Nissim Calderon, a leading Israeli intellectual, observes, “We are coming from a strongly collective society with a network of organizations for housing, education, cooperative supermarkets, kibbutzim, strong trade unions — even our publishing houses were owned by collectives. Leadership was always considered a joke in Israel. Now, the whole system has collapsed and a consequence is a crazy belief . . . that Napoleon will save us. The new [electoral] law was believed to give us a strong prime minister, not dependent on parties. What we got was a weak prime minister dependent on 20 parties.”
The mood in the country favors privatization and individual initiative — even the kibbutzim are hiring yuppie management consultants to revamp what was once the great socialist experiment — and Barak is going along. The lone Labor Party social-democratic voice, Shlomo Ben-Ami, was offered the job of Minister of Internal Security, not finance. The Histadrut trade-union federation, once the glue that held the country together, is literally bankrupt.
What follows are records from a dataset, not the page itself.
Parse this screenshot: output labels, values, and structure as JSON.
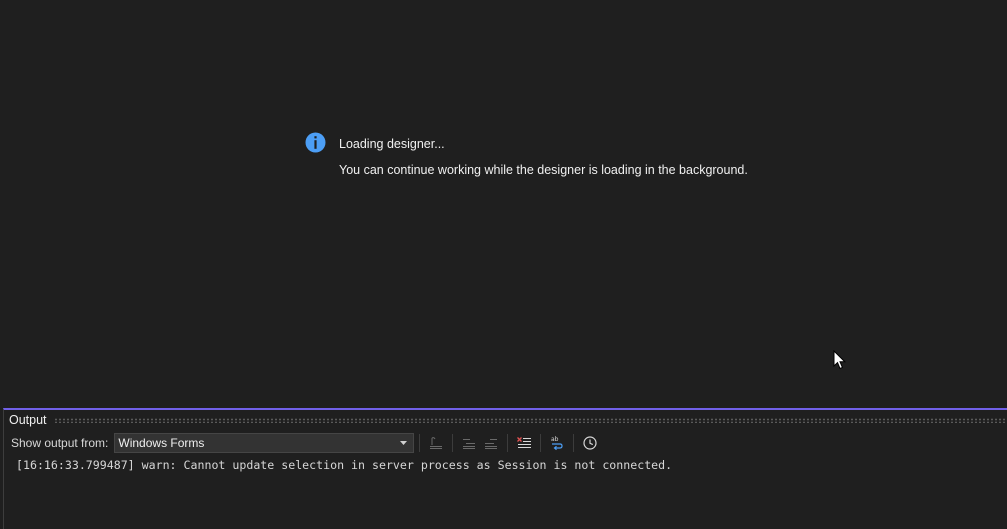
{
  "designer": {
    "loading_title": "Loading designer...",
    "loading_body": "You can continue working while the designer is loading in the background.",
    "info_icon": "info-icon",
    "info_color": "#4c9ef5"
  },
  "output_panel": {
    "title": "Output",
    "show_output_label": "Show output from:",
    "source_selected": "Windows Forms",
    "accent_color": "#7160e8",
    "toolbar_icons": [
      "find-message-in-code-icon",
      "previous-message-icon",
      "next-message-icon",
      "clear-all-icon",
      "toggle-word-wrap-icon",
      "toggle-timestamp-icon"
    ],
    "lines": [
      "[16:16:33.799487] warn: Cannot update selection in server process as Session is not connected."
    ]
  }
}
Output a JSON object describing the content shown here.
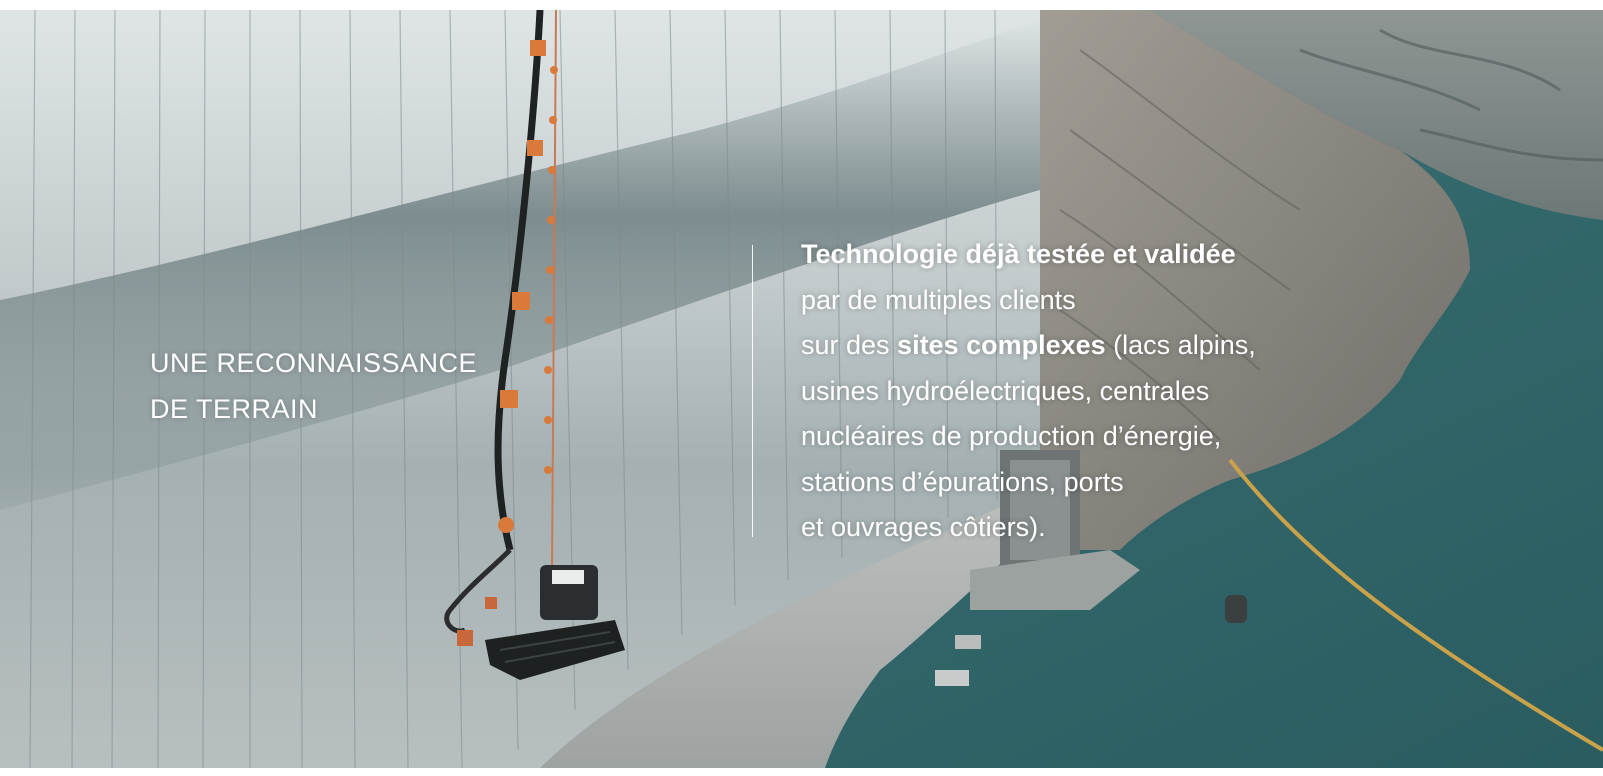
{
  "hero": {
    "left_heading": {
      "line1": "UNE RECONNAISSANCE",
      "line2": "DE TERRAIN"
    },
    "right_text": {
      "line1_bold": "Technologie déjà testée et validée",
      "line2": "par de multiples clients",
      "line3_prefix": "sur des ",
      "line3_bold": "sites complexes",
      "line3_suffix": " (lacs alpins,",
      "line4": "usines hydroélectriques, centrales",
      "line5": "nucléaires de production d’énergie,",
      "line6": "stations d’épurations, ports",
      "line7": "et ouvrages côtiers)."
    }
  },
  "colors": {
    "text": "#ffffff",
    "dam_wall": "#c9d0d2",
    "water": "#2f5f64",
    "rock": "#8d8a84",
    "accent_orange": "#d9793a"
  }
}
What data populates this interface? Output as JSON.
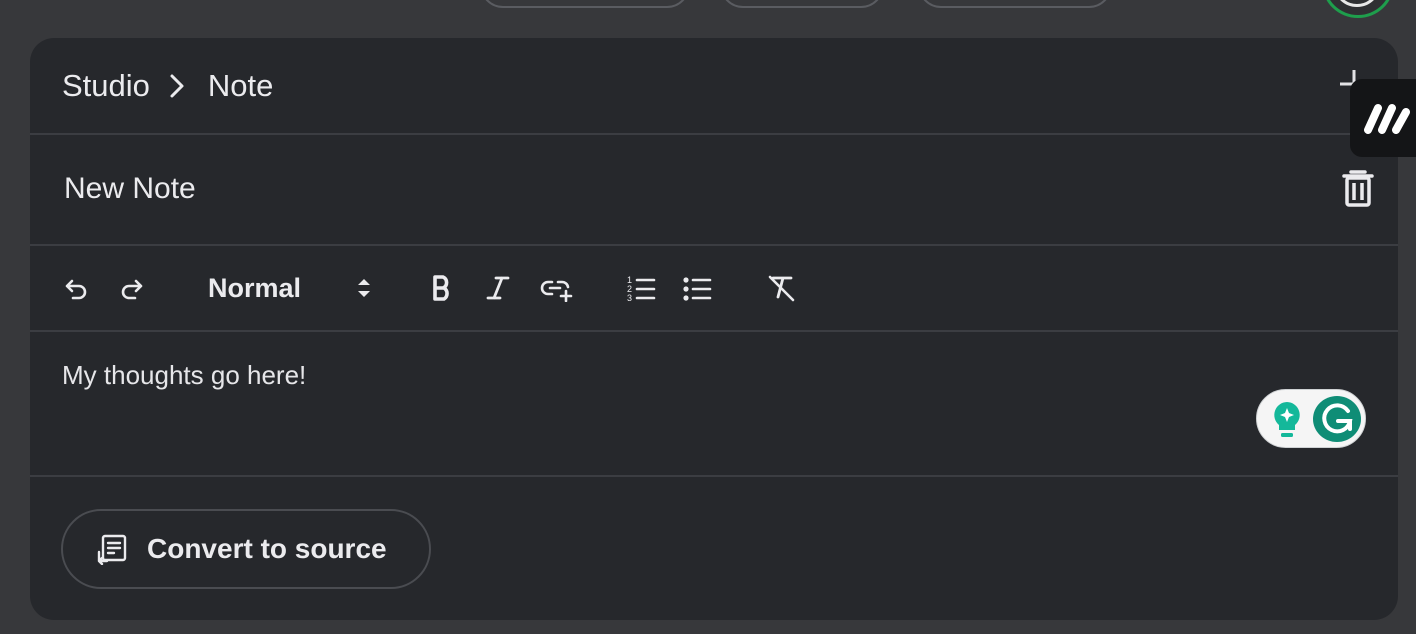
{
  "breadcrumb": {
    "root": "Studio",
    "current": "Note"
  },
  "note": {
    "title": "New Note",
    "body": "My thoughts go here!"
  },
  "toolbar": {
    "style_value": "Normal",
    "undo_icon": "undo-icon",
    "redo_icon": "redo-icon",
    "bold_icon": "bold-icon",
    "italic_icon": "italic-icon",
    "link_icon": "insert-link-icon",
    "numbered_list_icon": "numbered-list-icon",
    "bulleted_list_icon": "bulleted-list-icon",
    "clear_format_icon": "clear-formatting-icon"
  },
  "actions": {
    "convert_label": "Convert to source",
    "convert_icon": "convert-to-source-icon"
  },
  "colors": {
    "background": "#37383b",
    "panel": "#26282c",
    "text": "#ebebee",
    "grammarly_green": "#0f8d76",
    "avatar_ring": "#1e9e4c"
  }
}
They still haven’t paid their 1,500 staff members’ June salaries, and they are nonexistent in the burgeoning economic sectors such as high tech.
But the hard political fact is that Barak must deliver some measure of social justice in the domestic sphere to succeed with his peace initiatives — Israel’s version of a peace dividend. Netanyahu left 200,000 unemployed, a wide gap between rich and poor, and an increasing rift between the elite of Israel, who are of Ashkenazic or Western European background, and the Oriental Jews of North African descent. One reason the ultra-Orthodox Shas Party gained 17 seats in the Knesset was due to the party’s support for kindergarten and after-school programs for the poor, and its leadership on behalf of the poorest sector among Israeli Jews, those of Moroccan descent.
Many of these same voters could lose jobs when low-wage industry, as part of the peace process, moves from Israel to the West Bank and Jordan. To break the Shas stronghold on the Israeli body politic, Barak has to offer more social services, and offer retraining and education for the poorest Israelis in an economy that is increasingly geared to high tech. In this regard, he should recall Shimon Peres’ failure; Peres never succeeded in making the majority of Israelis see the economic or security benefits of the peace process.
Plus, Barak has committed himself to placing final peace proposals to public referenda. If he does, he will be acutely dependent on the very Labor Party he wants to dismantle, plus the Peace Now Movement, to mobilize against the settlers and the Likud Party (which, in its current tattered state, can create problems for Barak) in the Golan Heights and on the West Bank. Even in the age of individualism, the Israeli public will have the final collective say.